The following points:
rdd.toDebugString
is for RDDs prior to execution ONLY.
Execution DAG is something that you can observe at run-time for both RDD and Dataframes via Spark Web UI. See new release: https://spark.apache.org/docs/3.0.0-preview/web-ui.html
Prior to execution you can ran an .explain
for Dataframes.
- From a good source:
Spark SQL EXPLAIN operator provide detailed plan information about sql
statement without actually running it. You can use the Spark SQL
EXPLAIN operator to display the actual execution plan that Spark
execution engine will generates and uses while executing any query.

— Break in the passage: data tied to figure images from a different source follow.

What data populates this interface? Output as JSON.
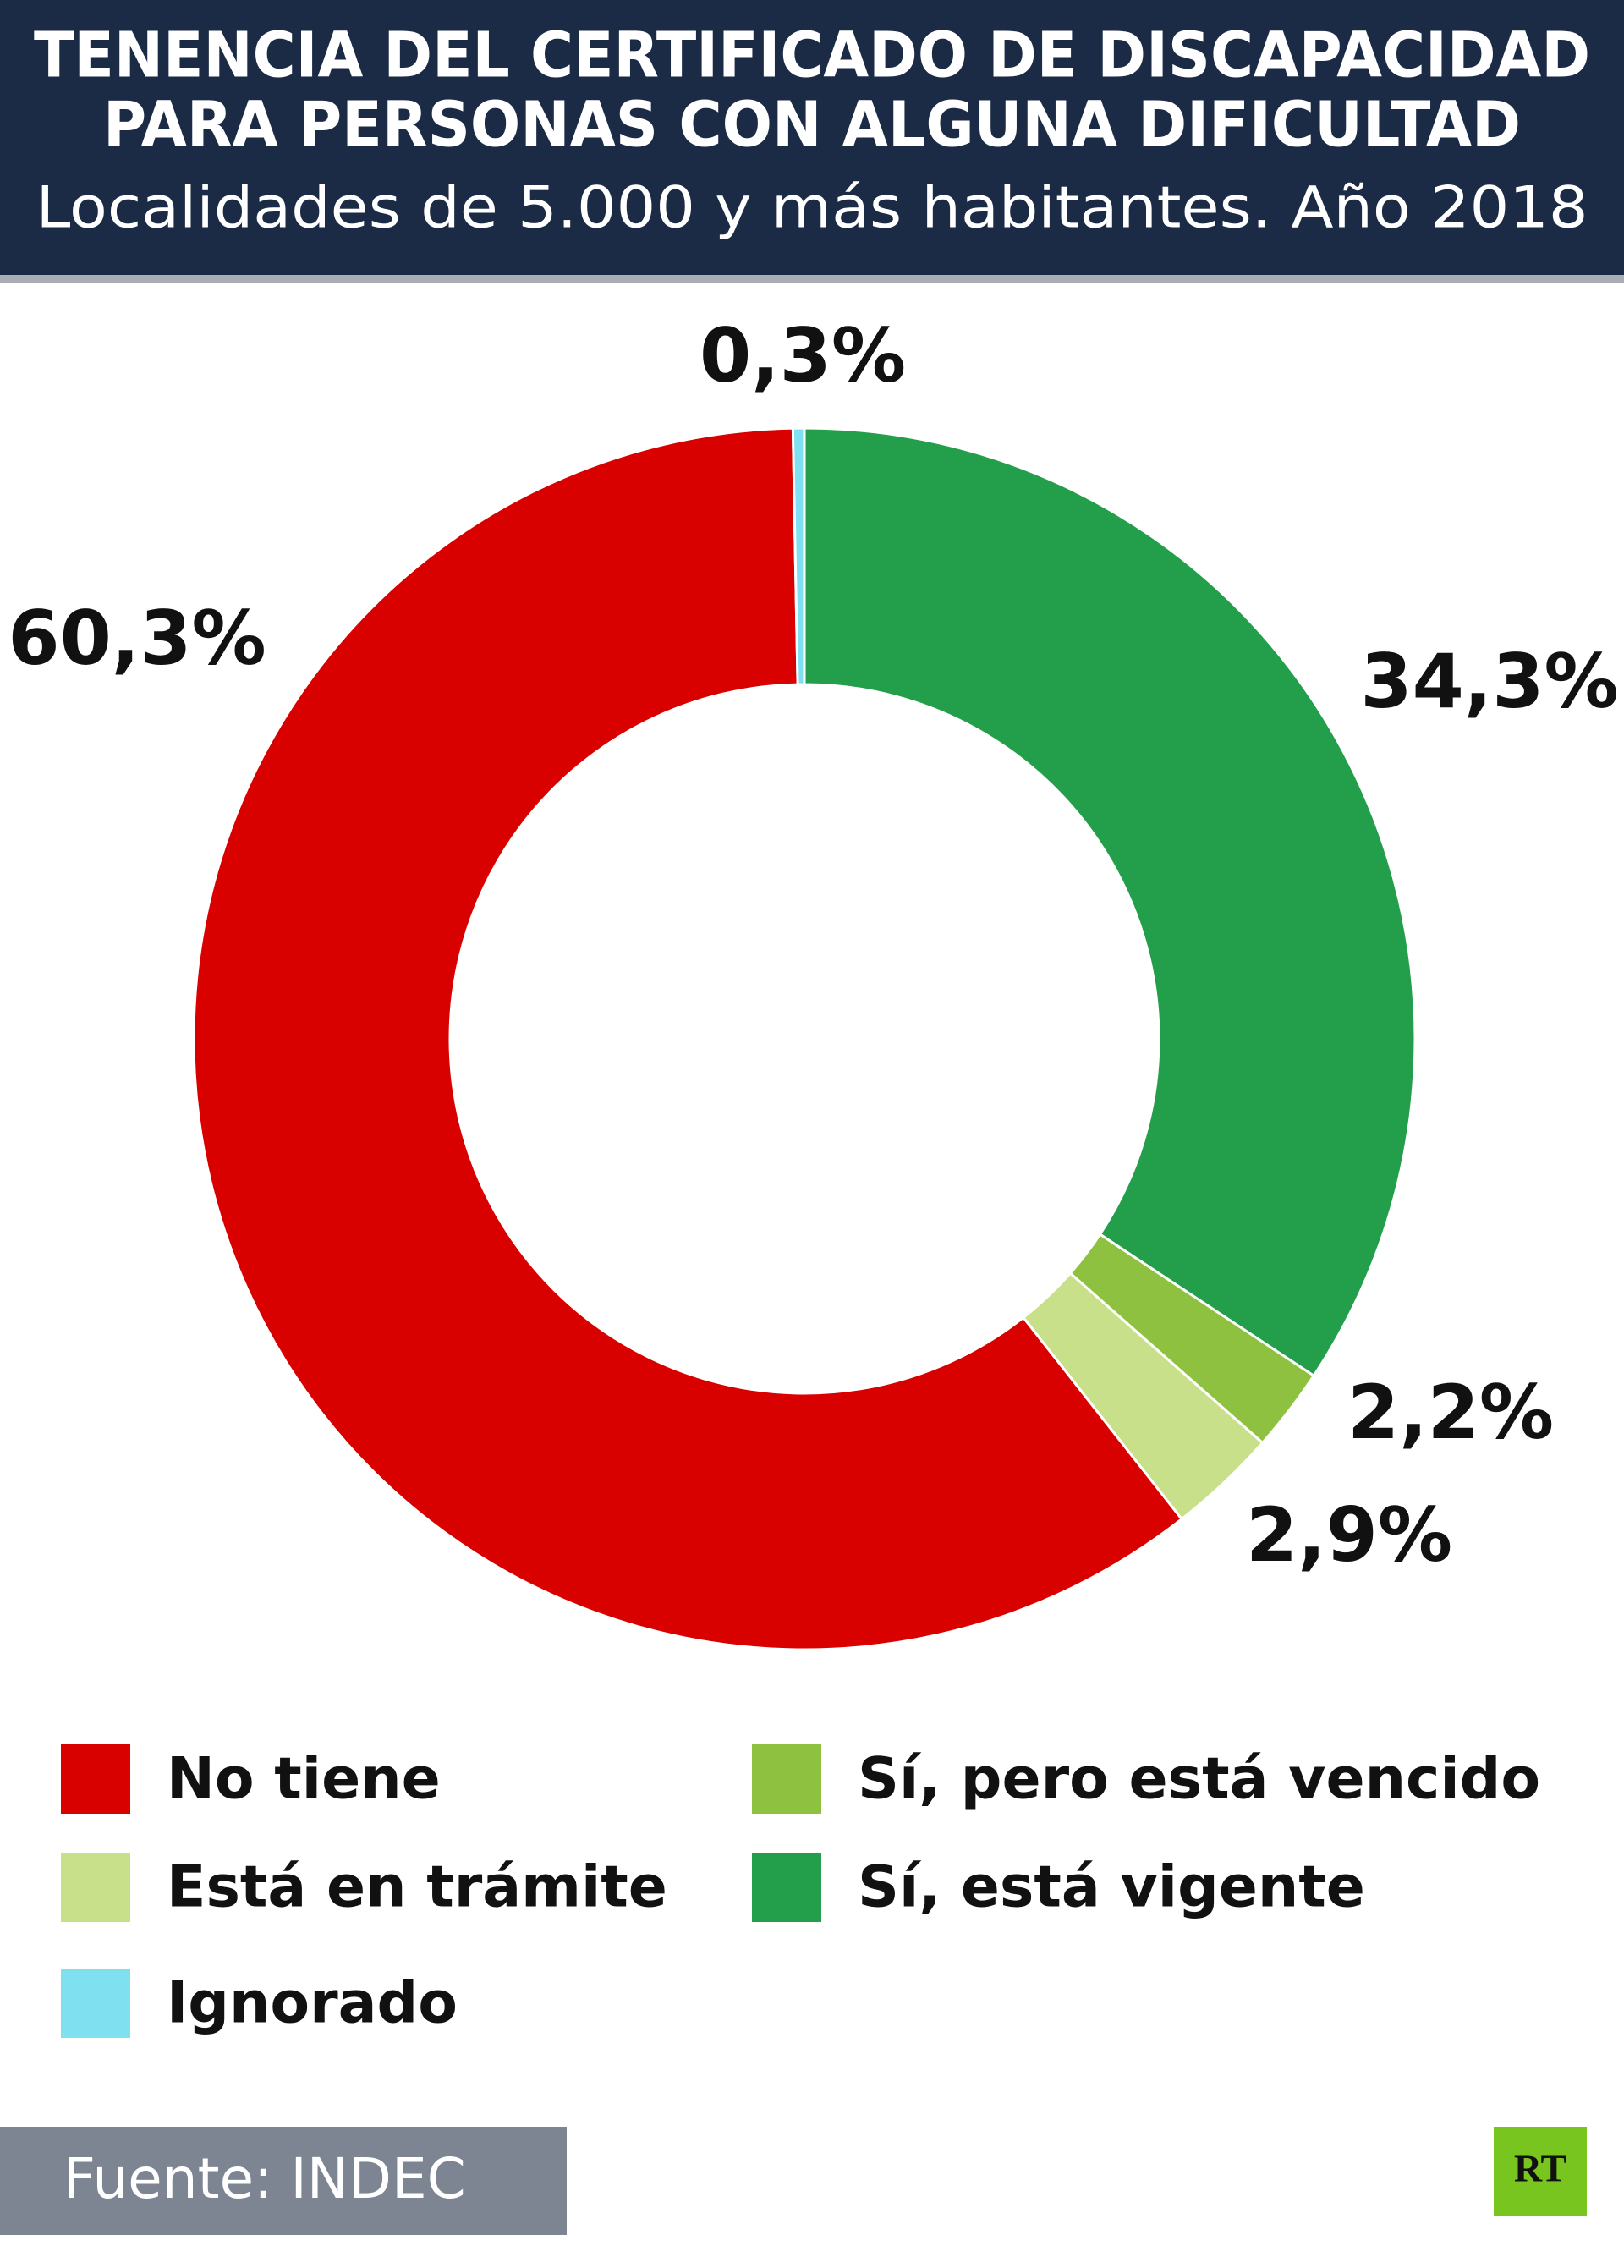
{
  "chart_data": {
    "type": "donut",
    "title": [
      "TENENCIA DEL CERTIFICADO DE DISCAPACIDAD",
      "PARA PERSONAS CON ALGUNA DIFICULTAD"
    ],
    "subtitle": "Localidades de 5.000 y más habitantes. Año 2018",
    "categories": [
      "Sí, está vigente",
      "Sí, pero está vencido",
      "Está en trámite",
      "No tiene",
      "Ignorado"
    ],
    "values": [
      34.3,
      2.2,
      2.9,
      60.3,
      0.3
    ],
    "value_labels": [
      "34,3%",
      "2,2%",
      "2,9%",
      "60,3%",
      "0,3%"
    ],
    "colors": [
      "#239e4a",
      "#8dc13f",
      "#c9e08a",
      "#d90000",
      "#7fe0f0"
    ],
    "source": "Fuente: INDEC",
    "logo": "RT"
  }
}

You can use this execution plan to optimize your queries.
A simple example for the Dataframe:
import org.apache.spark.sql.Row
val dfsFilename = "/FileStore/tables/sample_text.txt"
val readFileDF = spark.sparkContext.textFile(dfsFilename)
val wordsDF = readFileDF.flatMap(_.split(" ")).toDF
val wcounts3 = wordsDF.filter(r => (r(0) != "Humpty") || (r(0) != "Dumpty"))
.groupBy("Value") // Note the value
.count().explain()
You tag the statement appropriately, but not on a show(), for a Dataframe/Dataset.
== Physical Plan ==
*(2) HashAggregate(keys=[Value#4], functions=[finalmerge_count(merge count#14L) AS count(1)#8L])
+- Exchange hashpartitioning(Value#4, 200), [id=#61]
+- *(1) HashAggregate(keys=[Value#4], functions=[partial_count(1) AS count#14L])
+- *(1) Filter <function1>.apply
+- *(1) SerializeFromObject [staticinvoke(class org.apache.spark.unsafe.types.UTF8String, StringType, fromString, input[0, java.lang.String, true], true, false) AS value#4]
+- Scan[obj#3]
Your specific question: Not possible and possibly not entirely valid as there is little optimization to consider.